The Investment Commission under the island’s Ministry of Economic Affairs said the company’s unauthorised acquisition of stakes in Beijing-based Tsinghua Unigroup in July violated the Cross-Strait Act.
Article 35 of the act stipulates that Taiwanese enterprises or individuals need to seek permission from the economy ministry for any investment into or technological collaboration with mainland entities, with approval subject to consideration over national security and industry development.
Taiwan has been caught in the middle of a growing technological rivalry between Beijing and Washington, which has seen the Biden administration dial up pressure on allies including Taiwan, Japan, South Korea and the Netherlands to block mainland China’s access to some advanced technologies.
Foxconn, formally known as Hon Hai Precision Industry, said in a filing to the Taiwan Stock Exchange on Thursday that the investment in question was made through an affiliated investment arm, Xingwei (Guangzhou) Industrial Fund, which is 99 per cent controlled by its mainland China-listed unit, Foxconn Industrial Internet.
Foxconn, which has several factories on the mainland manufacturing products such as Apple’s iPhone, said the investment decision was made by managers at the fund and the firm was unable to confirm the timeline of the deal. It denied that it had intentionally avoided seeking prior approval from Taiwanese authorities, adding that it had since proactively reported the deal to the Investment Commission and was cooperative during the investigation.
The Taipei-based company said in December that Xingwei would sell its holdings at Unigroup, one of the mainland’s largest chip makers.
People walk past Lunar New Year decorations in Taipei on Thursday. Photo: AP Photo
Taiwan’s economic ministry said on Thursday that it meted out a mild punishment partly because it found no sign of technology outflow to the mainland and no significant impact on the island’s economy.
The ministry also said that Foxconn had invested more than NT$20.4 billion in Taiwan in the past three years, with more funding committed for the next two years, including a further NT$15 billion for domestic facilities, factories and equipment, as well as research and development.

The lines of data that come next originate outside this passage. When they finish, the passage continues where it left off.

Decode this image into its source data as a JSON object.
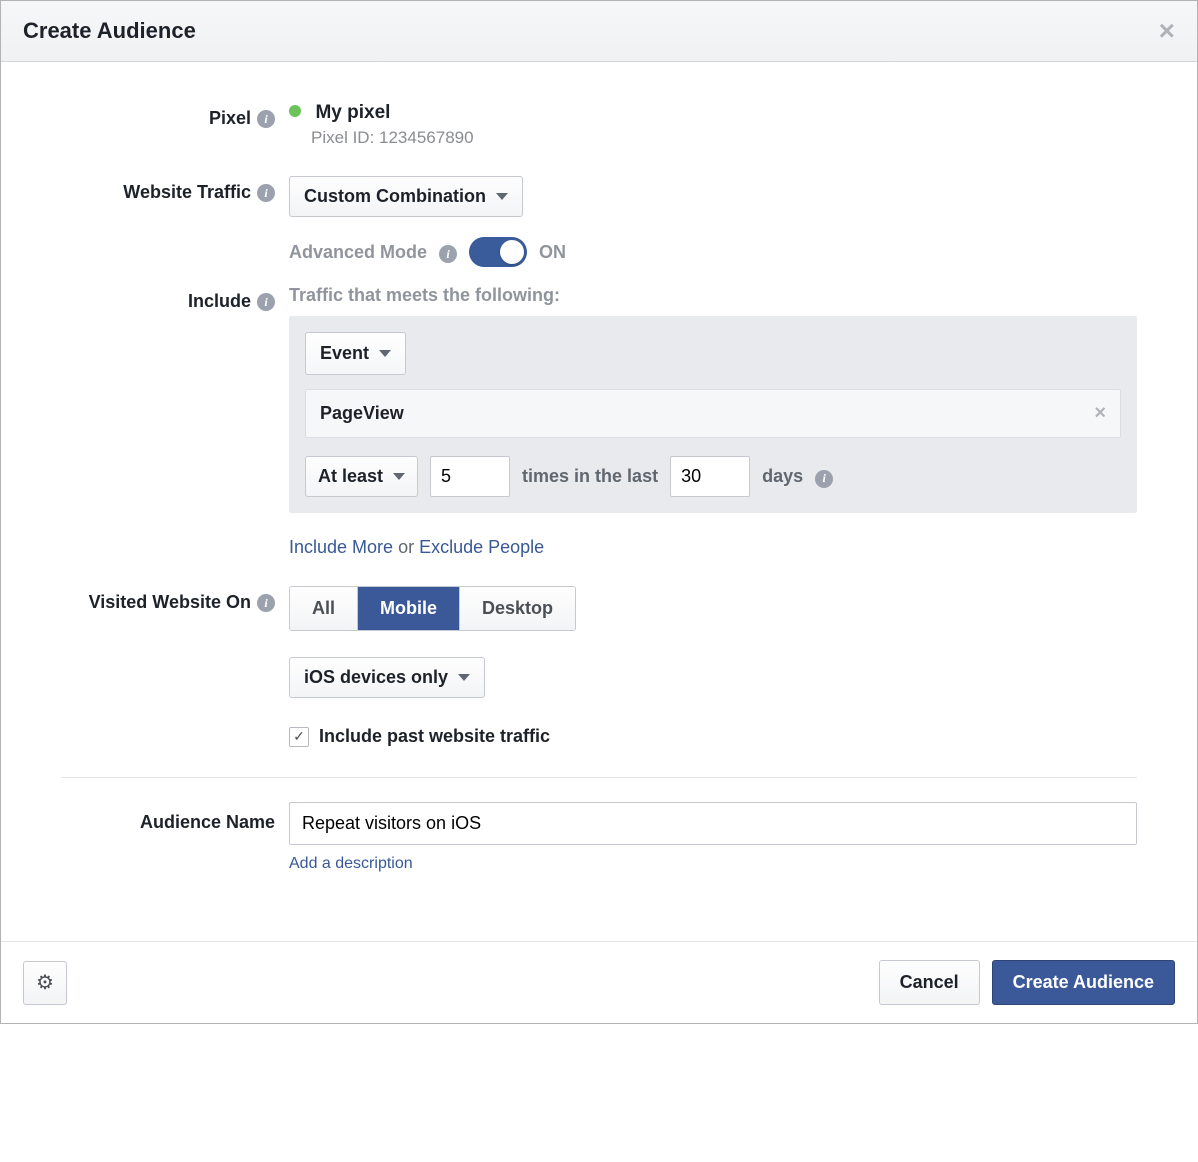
{
  "header": {
    "title": "Create Audience"
  },
  "pixel": {
    "label": "Pixel",
    "name": "My pixel",
    "id_label": "Pixel ID: 1234567890"
  },
  "website_traffic": {
    "label": "Website Traffic",
    "dropdown": "Custom Combination",
    "advanced_label": "Advanced Mode",
    "advanced_state": "ON"
  },
  "include": {
    "label": "Include",
    "subheading": "Traffic that meets the following:",
    "event_dropdown": "Event",
    "event_value": "PageView",
    "frequency_mode": "At least",
    "times_value": "5",
    "times_label": "times in the last",
    "days_value": "30",
    "days_label": "days",
    "include_more": "Include More",
    "or": " or ",
    "exclude_people": "Exclude People"
  },
  "visited": {
    "label": "Visited Website On",
    "segments": [
      "All",
      "Mobile",
      "Desktop"
    ],
    "device_filter": "iOS devices only",
    "past_traffic": "Include past website traffic"
  },
  "audience": {
    "label": "Audience Name",
    "value": "Repeat visitors on iOS",
    "add_description": "Add a description"
  },
  "footer": {
    "cancel": "Cancel",
    "create": "Create Audience"
  }
}
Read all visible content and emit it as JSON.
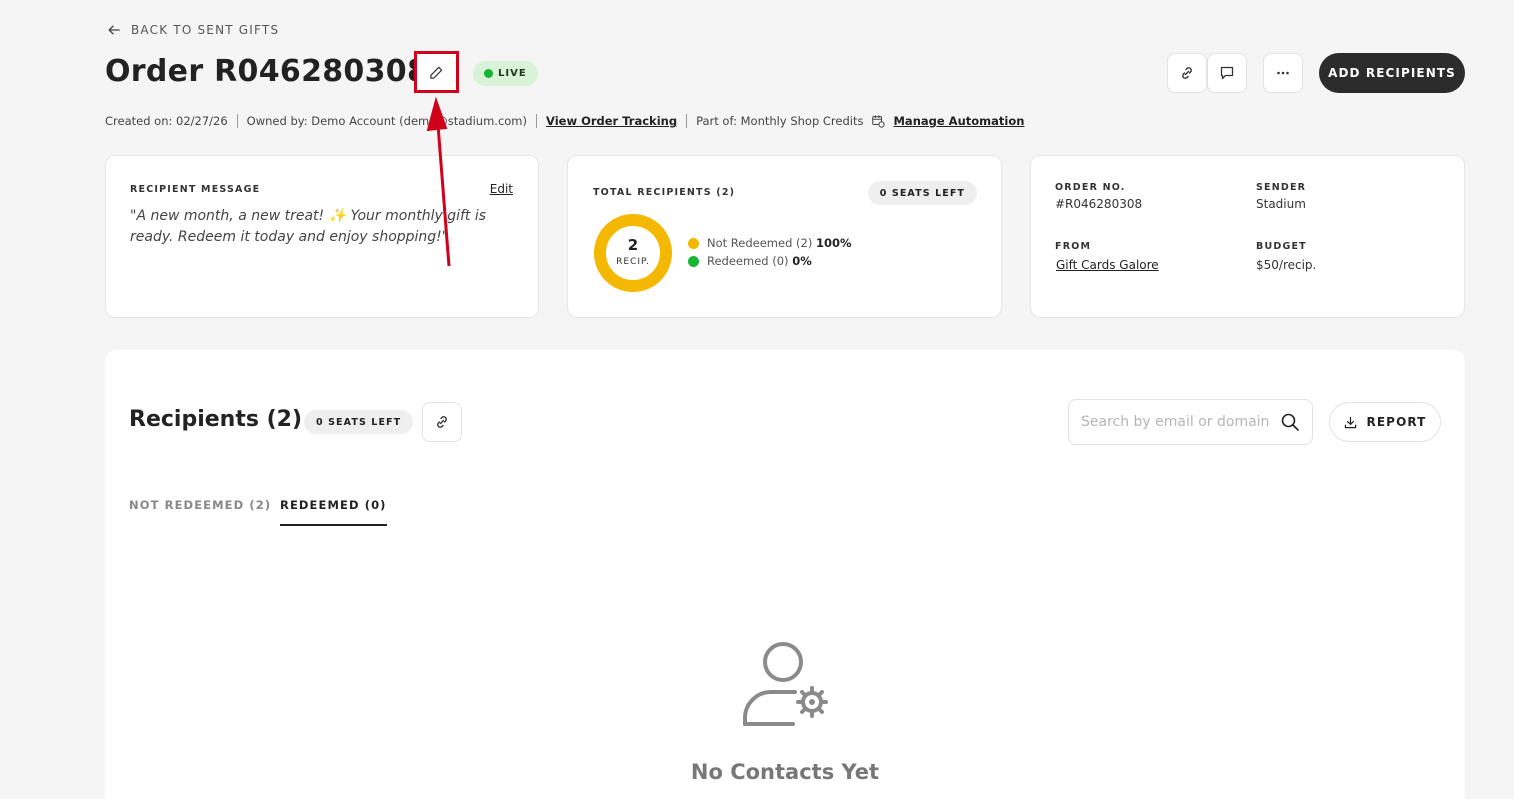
{
  "header": {
    "back_label": "BACK TO SENT GIFTS",
    "order_title": "Order R046280308",
    "status": "LIVE",
    "add_recipients_label": "ADD RECIPIENTS"
  },
  "meta": {
    "created": "Created on: 02/27/26",
    "owned_by": "Owned by: Demo Account (demo@stadium.com)",
    "view_tracking": "View Order Tracking",
    "part_of": "Part of: Monthly Shop Credits",
    "manage_automation": "Manage Automation"
  },
  "message_card": {
    "label": "RECIPIENT MESSAGE",
    "edit_label": "Edit",
    "text": "\"A new month, a new treat! ✨ Your monthly gift is ready. Redeem it today and enjoy shopping!\""
  },
  "recipients_card": {
    "label": "TOTAL RECIPIENTS (2)",
    "seats_left": "0 SEATS LEFT",
    "donut_count": "2",
    "donut_unit": "RECIP.",
    "legend": [
      {
        "label": "Not Redeemed (2)",
        "percent": "100%",
        "color": "#f5b800"
      },
      {
        "label": "Redeemed (0)",
        "percent": "0%",
        "color": "#19b536"
      }
    ],
    "chart_data": {
      "type": "pie",
      "categories": [
        "Not Redeemed",
        "Redeemed"
      ],
      "values": [
        2,
        0
      ]
    }
  },
  "info_card": {
    "order_no_label": "ORDER NO.",
    "order_no": "#R046280308",
    "sender_label": "SENDER",
    "sender": "Stadium",
    "from_label": "FROM",
    "from": "Gift Cards Galore",
    "budget_label": "BUDGET",
    "budget": "$50/recip."
  },
  "recipients_section": {
    "title": "Recipients (2)",
    "seats_left": "0 SEATS LEFT",
    "search_placeholder": "Search by email or domain",
    "report_label": "REPORT",
    "tabs": [
      {
        "label": "NOT REDEEMED (2)",
        "active": false
      },
      {
        "label": "REDEEMED (0)",
        "active": true
      }
    ],
    "empty_text": "No Contacts Yet"
  },
  "colors": {
    "accent_dark": "#2c2c2c",
    "highlight_red": "#d0021b",
    "live_green": "#15b336",
    "donut_yellow": "#f5b800"
  }
}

Taiwan is becoming increasingly wary of having its prized semiconductor technologies – including some of the world’s most advanced ones – fall into the hands of entities in mainland China, which has been shoring up its chip industry in hopes of reducing its reliance on foreign technology.
Taiwanese companies are currently prohibited from setting up their most advanced foundries on the Chinese mainland.